Thank you, Helen, and good afternoon to those on this call. We appreciate your participation. As Helen mentioned earlier, 2024 is shaping up to be a transformative year for Precigen. We are well on our way to completing our drug substance manufacturing facility here in Germantown, Maryland. With the hiring of our Head of Commercial Operations in September of this past year, we are continuing to build out our commercial function and plan to be ready for the expected launch of PRGN-2012 in 2025. In addition, we anticipate multiple value inflection points in 2024, starting with our data readout on PRGN-2012 in the second quarter of this year. As we approach the end of the first quarter of fiscal '24, we're continuing to exercise sound financial management while preparing for the planned launch of PRGN-2012 in 2025 and moving our other programs rapidly through the clinic, all while maintaining efficient SG&A operations. With that in mind, I'd like to spend a few minutes highlighting certain aspects of our financial results from 2023. In 2023, our research and development expenses were $48.6 million, an increase of 3% or $1.4 million from the prior year. This was primarily due to additional investments in personnel, mostly from adding headcount to support the company's growth in development activities.

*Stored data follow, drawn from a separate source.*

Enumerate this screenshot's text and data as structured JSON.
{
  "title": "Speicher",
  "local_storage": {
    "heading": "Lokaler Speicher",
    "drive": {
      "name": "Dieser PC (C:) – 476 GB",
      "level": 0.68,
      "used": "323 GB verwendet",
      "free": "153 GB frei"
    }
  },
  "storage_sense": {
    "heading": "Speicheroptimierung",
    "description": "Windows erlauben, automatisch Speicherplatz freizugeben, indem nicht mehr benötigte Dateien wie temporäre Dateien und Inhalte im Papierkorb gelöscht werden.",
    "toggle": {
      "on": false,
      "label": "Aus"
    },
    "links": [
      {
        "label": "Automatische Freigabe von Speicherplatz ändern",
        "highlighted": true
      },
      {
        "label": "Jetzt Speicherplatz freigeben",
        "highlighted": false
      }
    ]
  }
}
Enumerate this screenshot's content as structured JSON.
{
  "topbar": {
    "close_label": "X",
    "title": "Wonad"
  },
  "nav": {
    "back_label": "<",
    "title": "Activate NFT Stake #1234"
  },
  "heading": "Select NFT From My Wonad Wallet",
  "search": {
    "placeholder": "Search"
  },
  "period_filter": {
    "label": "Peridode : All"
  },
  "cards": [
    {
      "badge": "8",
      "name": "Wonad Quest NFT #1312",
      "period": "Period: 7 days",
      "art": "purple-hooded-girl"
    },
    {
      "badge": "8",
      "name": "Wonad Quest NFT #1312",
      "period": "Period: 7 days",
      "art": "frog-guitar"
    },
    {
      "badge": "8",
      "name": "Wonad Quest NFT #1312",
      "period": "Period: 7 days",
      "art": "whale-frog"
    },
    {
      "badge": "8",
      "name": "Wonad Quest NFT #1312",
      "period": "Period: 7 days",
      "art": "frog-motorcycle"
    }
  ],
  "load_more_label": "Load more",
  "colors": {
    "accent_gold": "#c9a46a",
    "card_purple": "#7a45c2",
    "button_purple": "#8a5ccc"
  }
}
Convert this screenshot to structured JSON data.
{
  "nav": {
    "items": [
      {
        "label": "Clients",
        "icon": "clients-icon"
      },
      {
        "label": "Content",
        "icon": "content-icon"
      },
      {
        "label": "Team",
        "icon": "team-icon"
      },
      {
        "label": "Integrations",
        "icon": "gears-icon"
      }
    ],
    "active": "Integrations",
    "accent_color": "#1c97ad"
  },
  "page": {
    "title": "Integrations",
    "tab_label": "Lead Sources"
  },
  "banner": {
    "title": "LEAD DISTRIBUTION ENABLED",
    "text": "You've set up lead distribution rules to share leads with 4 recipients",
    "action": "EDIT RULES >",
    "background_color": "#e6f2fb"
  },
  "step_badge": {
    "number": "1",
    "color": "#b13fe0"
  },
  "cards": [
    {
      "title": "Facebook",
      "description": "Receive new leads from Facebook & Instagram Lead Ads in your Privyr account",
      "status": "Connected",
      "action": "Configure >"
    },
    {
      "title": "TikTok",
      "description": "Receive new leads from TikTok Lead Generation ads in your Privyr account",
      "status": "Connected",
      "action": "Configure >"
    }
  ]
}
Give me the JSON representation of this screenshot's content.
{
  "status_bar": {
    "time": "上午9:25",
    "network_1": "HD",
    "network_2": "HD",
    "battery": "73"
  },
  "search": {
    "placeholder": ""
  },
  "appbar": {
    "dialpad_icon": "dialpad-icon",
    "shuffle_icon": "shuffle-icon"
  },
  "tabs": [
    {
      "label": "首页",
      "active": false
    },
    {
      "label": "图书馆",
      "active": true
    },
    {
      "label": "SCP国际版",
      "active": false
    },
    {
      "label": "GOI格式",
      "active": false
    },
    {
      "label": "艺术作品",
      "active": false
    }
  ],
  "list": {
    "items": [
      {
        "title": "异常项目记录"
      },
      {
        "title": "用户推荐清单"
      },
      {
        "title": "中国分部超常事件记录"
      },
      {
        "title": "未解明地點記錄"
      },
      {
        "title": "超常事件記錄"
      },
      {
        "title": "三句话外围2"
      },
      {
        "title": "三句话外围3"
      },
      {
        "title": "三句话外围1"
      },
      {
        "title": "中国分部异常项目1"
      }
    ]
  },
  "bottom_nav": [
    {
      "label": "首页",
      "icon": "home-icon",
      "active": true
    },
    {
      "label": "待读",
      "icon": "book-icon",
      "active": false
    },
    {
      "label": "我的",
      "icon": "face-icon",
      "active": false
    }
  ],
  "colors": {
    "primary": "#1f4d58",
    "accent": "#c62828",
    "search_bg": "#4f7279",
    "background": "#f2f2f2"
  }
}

Our focus on SG&A costs resulted in a decrease of 16% or $7.6 million from the prior year to $40.4 million for the full year of 2023. This reduction was primarily due to decreased legal and insurance costs, achieved while we began to build out our commercial group. We filed our 10-K with the SEC just prior to this call, and you can find more detailed financial information in the financial statements included in the 10-K. Additionally, we are continuing to evaluate various opportunities and are confident in our ability to strengthen our balance sheet as we approach the planned launch of PRGN-2012 and transition from a clinical to a commercial-stage company. This concludes our prepared remarks for today. I'll now turn it over to the operator for any questions.
Your first question comes from Jennifer Kim from Cantor Fitzgerald.
Jennifer?
Her line dropped. Your next question comes from Jason Butler from Citizens JMP.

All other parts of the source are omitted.